Home Palu

Sitaan BPOM Tembus Rp102 Juta

35
OBAT ILEGAL - Kepala BPOM di Palu, Fauzi Ferdiansyah (tengah), didampingi jajaran dan perwakilan PPNS Polda Sulteng, menunjukkan obat dan kosmetik sitaan kepada awak media, Rabu, 23 September 2020. (Foto: Metrosulawesi/ Michael Simanjuntak)
  • Hasil Penindakan dari Sigi dan Banggai

Palu, Metrosulawesi.id – Berbagai merek obat dan kosmetik kembali disita oleh Balai Pengawas Obat dan Makanan (BPOM) di Palu bersama BPOM Loka Banggai dan PPNS Polda Sulteng. Tak tanggung-tanggung, total nilai sitaan obat dan kosmetik kali ini tembus Rp102 juta lebih.

Kepala BPOM di Palu, Fauzi Ferdiansyah, mengungkapkan obat dan kosmetik yang disita dari wilayah hukum Sigi dan Banggai. Dari Sigi berada di dua desa tepatnya di Desa Bahagia, Kecamatan Palolo dan Desa Malu, Kecamatan Dolo.

“Ini hasil penindakan pada 17-18 September 2020 di wilayah Sulawesi Tengah,” ungkap Fauzi kepada awak media di Kantornya, Rabu, 23 September 2020.

Dia merincikan dari Desa Bahagia Palolo, disita 115 item obat dan kosmetik dengan nilai Rp39 juta lebih. Obat dan kosmetik yang disita karena tidak memiliki izin edar dan sebagian tergolong obat keras yang tak bisa diperjualbelikan secara bebas.

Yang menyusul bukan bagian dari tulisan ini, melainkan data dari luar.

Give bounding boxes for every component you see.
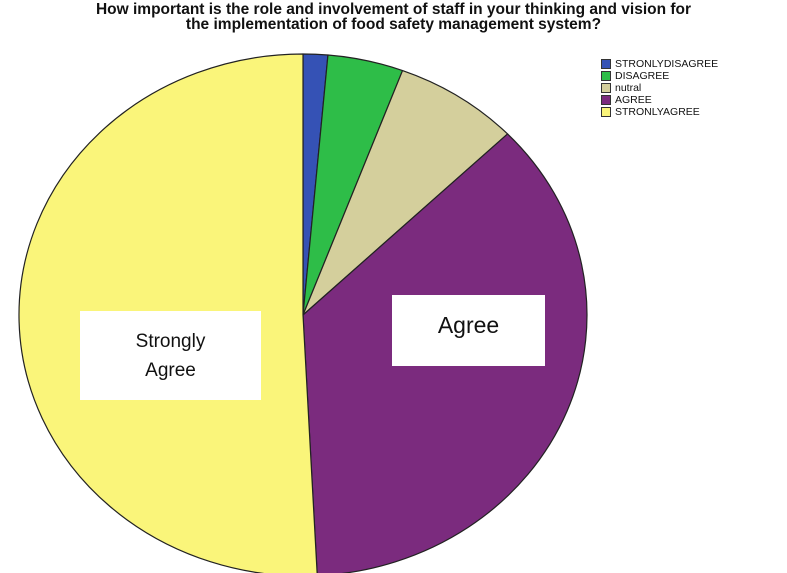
legend-label: STRONLYAGREE (615, 106, 700, 118)
legend-swatch (601, 107, 611, 117)
annotation-strongly-agree: Strongly Agree (80, 311, 261, 400)
pie-slice-nutral (302, 69, 509, 316)
legend-label: AGREE (615, 94, 652, 106)
legend-swatch (601, 95, 611, 105)
legend-item-disagree: DISAGREE (601, 70, 718, 82)
legend-item-stronlyagree: STRONLYAGREE (601, 106, 718, 118)
legend-item-agree: AGREE (601, 94, 718, 106)
legend-label: nutral (615, 82, 642, 94)
legend-item-nutral: nutral (601, 82, 718, 94)
chart-title-line-2: the implementation of food safety manage… (185, 16, 602, 33)
legend-swatch (601, 59, 611, 69)
legend-label: STRONLYDISAGREE (615, 58, 719, 70)
legend-item-stronlydisagree: STRONLYDISAGREE (601, 58, 718, 70)
chart-title-line-1: How important is the role and involvemen… (95, 1, 692, 18)
legend-swatch (601, 71, 611, 81)
legend-label: DISAGREE (615, 70, 670, 82)
annotation-agree: Agree (392, 295, 545, 366)
chart-legend: STRONLYDISAGREE DISAGREE nutral AGREE ST… (601, 58, 718, 118)
legend-swatch (601, 83, 611, 93)
annotation-strongly-agree-text: Strongly Agree (135, 330, 206, 381)
chart-title: How important is the role and involvemen… (0, 1, 787, 33)
annotation-agree-text: Agree (437, 312, 500, 338)
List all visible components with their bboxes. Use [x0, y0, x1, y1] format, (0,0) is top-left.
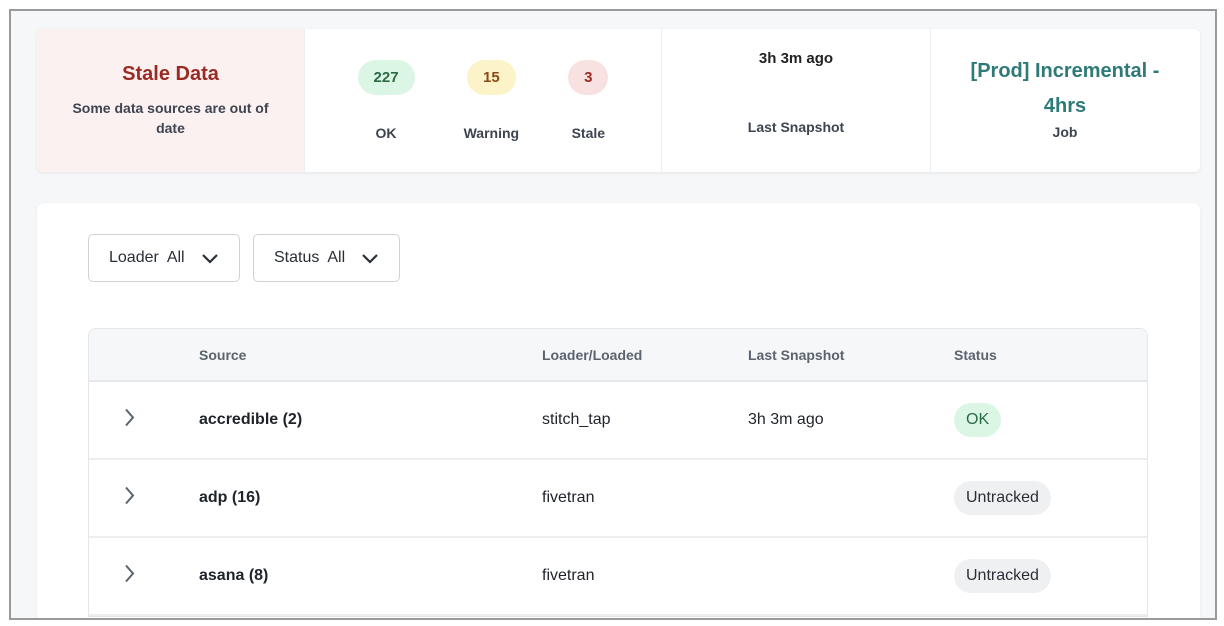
job-name[interactable]: [Prod] Incremental - 4hrs — [970, 59, 1160, 117]
status-badge: Untracked — [954, 559, 1051, 593]
sources-panel: Loader All Status All Source Loader/Load… — [37, 203, 1200, 618]
table-row[interactable]: accredible (2) stitch_tap 3h 3m ago OK — [89, 382, 1147, 460]
chevron-right-icon[interactable] — [123, 564, 135, 589]
job: [Prod] Incremental - 4hrs Job — [931, 29, 1199, 172]
job-label: Job — [1052, 123, 1078, 140]
header-status[interactable]: Status — [954, 346, 997, 363]
status-filter[interactable]: Status All — [253, 234, 401, 282]
count-pill: 15 — [466, 60, 516, 95]
loader: stitch_tap — [542, 411, 611, 428]
summary-card: Stale Data Some data sources are out of … — [37, 29, 1200, 172]
count-label: Warning — [463, 125, 520, 141]
filter-label: Status — [274, 249, 320, 266]
loader: fivetran — [542, 567, 595, 584]
alert-title: Stale Data — [122, 63, 219, 85]
count-stale: 3 Stale — [568, 60, 609, 141]
loader: fivetran — [542, 489, 595, 506]
chevron-down-icon — [362, 254, 378, 264]
status-counts: 227 OK 15 Warning 3 Stale — [305, 29, 662, 172]
last-snapshot: 3h 3m ago Last Snapshot — [662, 29, 931, 172]
filter-value: All — [327, 249, 346, 266]
count-label: Stale — [571, 125, 606, 141]
source-name: adp (16) — [199, 489, 261, 506]
count-warning: 15 Warning — [464, 60, 519, 141]
filter-label: Loader — [109, 249, 159, 266]
last-snapshot-value: 3h 3m ago — [758, 50, 834, 67]
stale-alert: Stale Data Some data sources are out of … — [37, 29, 305, 172]
status-badge: OK — [954, 403, 1002, 437]
count-pill: 3 — [568, 60, 609, 95]
table-row[interactable]: adp (16) fivetran Untracked — [89, 460, 1147, 538]
count-pill: 227 — [357, 60, 415, 95]
source-name: asana (8) — [199, 567, 269, 584]
chevron-down-icon — [201, 254, 218, 264]
filter-value: All — [166, 249, 185, 266]
header-source[interactable]: Source — [199, 346, 247, 363]
alert-message: Some data sources are out of date — [72, 100, 269, 136]
chevron-right-icon[interactable] — [123, 486, 135, 511]
table-row[interactable]: asana (8) fivetran Untracked — [89, 538, 1147, 616]
chevron-right-icon[interactable] — [123, 408, 135, 433]
table-header: Source Loader/Loaded Last Snapshot Statu… — [89, 329, 1147, 382]
count-label: OK — [375, 125, 397, 141]
status-badge: Untracked — [954, 481, 1051, 515]
sources-table: Source Loader/Loaded Last Snapshot Statu… — [88, 328, 1148, 617]
loader-filter[interactable]: Loader All — [88, 234, 240, 282]
header-loader[interactable]: Loader/Loaded — [542, 346, 643, 363]
header-last-snapshot[interactable]: Last Snapshot — [748, 346, 845, 363]
app-frame: Stale Data Some data sources are out of … — [9, 9, 1217, 620]
last-snapshot: 3h 3m ago — [748, 411, 824, 428]
count-ok: 227 OK — [357, 60, 415, 141]
source-name: accredible (2) — [199, 411, 303, 428]
last-snapshot-label: Last Snapshot — [747, 119, 845, 135]
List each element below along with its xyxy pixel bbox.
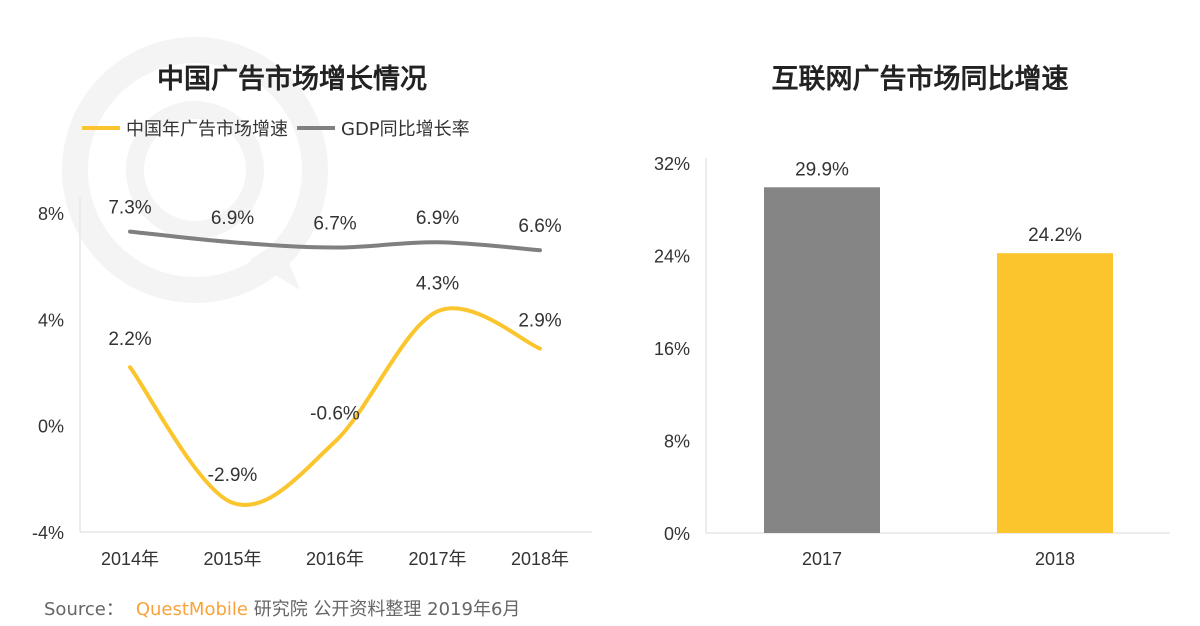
source-prefix: Source： xyxy=(44,599,124,620)
watermark-logo xyxy=(62,37,328,303)
source-brand: QuestMobile xyxy=(135,599,248,620)
legend-label: GDP同比增长率 xyxy=(341,119,470,140)
data-label: 6.9% xyxy=(211,208,254,229)
x-tick-label: 2018年 xyxy=(511,549,569,569)
source-text: 研究院 公开资料整理 2019年6月 xyxy=(253,599,521,620)
data-label: -0.6% xyxy=(310,404,360,425)
data-label: 4.3% xyxy=(416,273,459,294)
watermark-ring xyxy=(62,37,328,303)
series-line-1 xyxy=(128,229,542,253)
bar-2018 xyxy=(997,253,1113,533)
chart-title: 中国广告市场增长情况 xyxy=(157,63,427,95)
y-tick-label: 32% xyxy=(654,154,690,174)
data-label: 29.9% xyxy=(795,159,849,180)
x-tick-label: 2015年 xyxy=(203,549,261,569)
chart-title: 互联网广告市场同比增速 xyxy=(772,63,1069,95)
x-tick-label: 2017年 xyxy=(408,549,466,569)
bar-2017 xyxy=(764,187,880,533)
data-label: 24.2% xyxy=(1028,225,1082,246)
y-tick-label: 8% xyxy=(38,204,64,224)
data-label: 6.7% xyxy=(313,214,356,235)
y-tick-label: 16% xyxy=(654,339,690,359)
data-label: 7.3% xyxy=(108,198,151,219)
data-label: 6.9% xyxy=(416,208,459,229)
y-tick-label: 8% xyxy=(664,432,690,452)
x-tick-label: 2014年 xyxy=(101,549,159,569)
y-tick-label: 24% xyxy=(654,247,690,267)
data-label: 2.2% xyxy=(108,329,151,350)
x-tick-label: 2016年 xyxy=(306,549,364,569)
y-tick-label: -4% xyxy=(32,523,64,543)
data-label: 2.9% xyxy=(518,311,561,332)
data-label: 6.6% xyxy=(518,216,561,237)
y-tick-label: 0% xyxy=(664,524,690,544)
x-tick-label: 2017 xyxy=(802,549,842,569)
legend-label: 中国年广告市场增速 xyxy=(126,119,288,140)
watermark-tail xyxy=(250,240,300,290)
data-label: -2.9% xyxy=(208,465,258,486)
y-tick-label: 0% xyxy=(38,417,64,437)
y-tick-label: 4% xyxy=(38,310,64,330)
series-line-0 xyxy=(128,306,542,507)
x-tick-label: 2018 xyxy=(1035,549,1075,569)
watermark-inner-ring xyxy=(126,101,264,239)
source-note: Source： QuestMobile 研究院 公开资料整理 2019年6月 xyxy=(44,595,520,621)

Dari Desa Malu Dolo, disita 31 item kosmetik dengan jumlah 1.778 pcs senilai Rp42 juta lebih. Sementara dari Banggai, disita 11 item berupa obat tradisional yang tidak memiliki izin edar dengan nilai Rp20 juta lebih.
Dari hasil penyitaan tersebut telah ditetapkan satu tersangka pemilik toko di seputaran Jalan Sam Ratulangi Luwuk Banggai. Sementara untuk tersangka sitaan dari dua desa di Sigi sedang dalam penyidikan oleh BPOM bersama PPNS Polda Sulteng.

“Sedang dalam proses penyidikan, sudah ada yang mau kita tetapkan sebagai tersangka,” ujar Fauzi.

Peredaran obat dan kosmetik tanpa izin edar dikatakan melanggar Pasal 197 dan 198 Undang-Undang Nomor 36 Tahun 2019 Tentang Kesehatan. Fauzi mengatakan meski di tengah pandemi covid saat ini, pihaknya terus akan berkomitmen untuk melindungi masyarakat dari peredaran obat dan makanan ilegal.

BPOM Palu kata dia mengimbau pelaku usaha untuk terus menaati peraturan yang berlaku, khususnya terkait obat dan makanan. Masyarakat juga diharapkan agarlebih proaktif dalam memilih obat dan kosmetik.

“Terutama untuk pembelian secara online ingat selalu Cek Klik yaitu cek kemasan dalam kondisi baik, baca informasi produk pada label, pastikan memiliki izin edar, dan tidak melebihi masa kedaluwarsa,” pungkas Fauzi.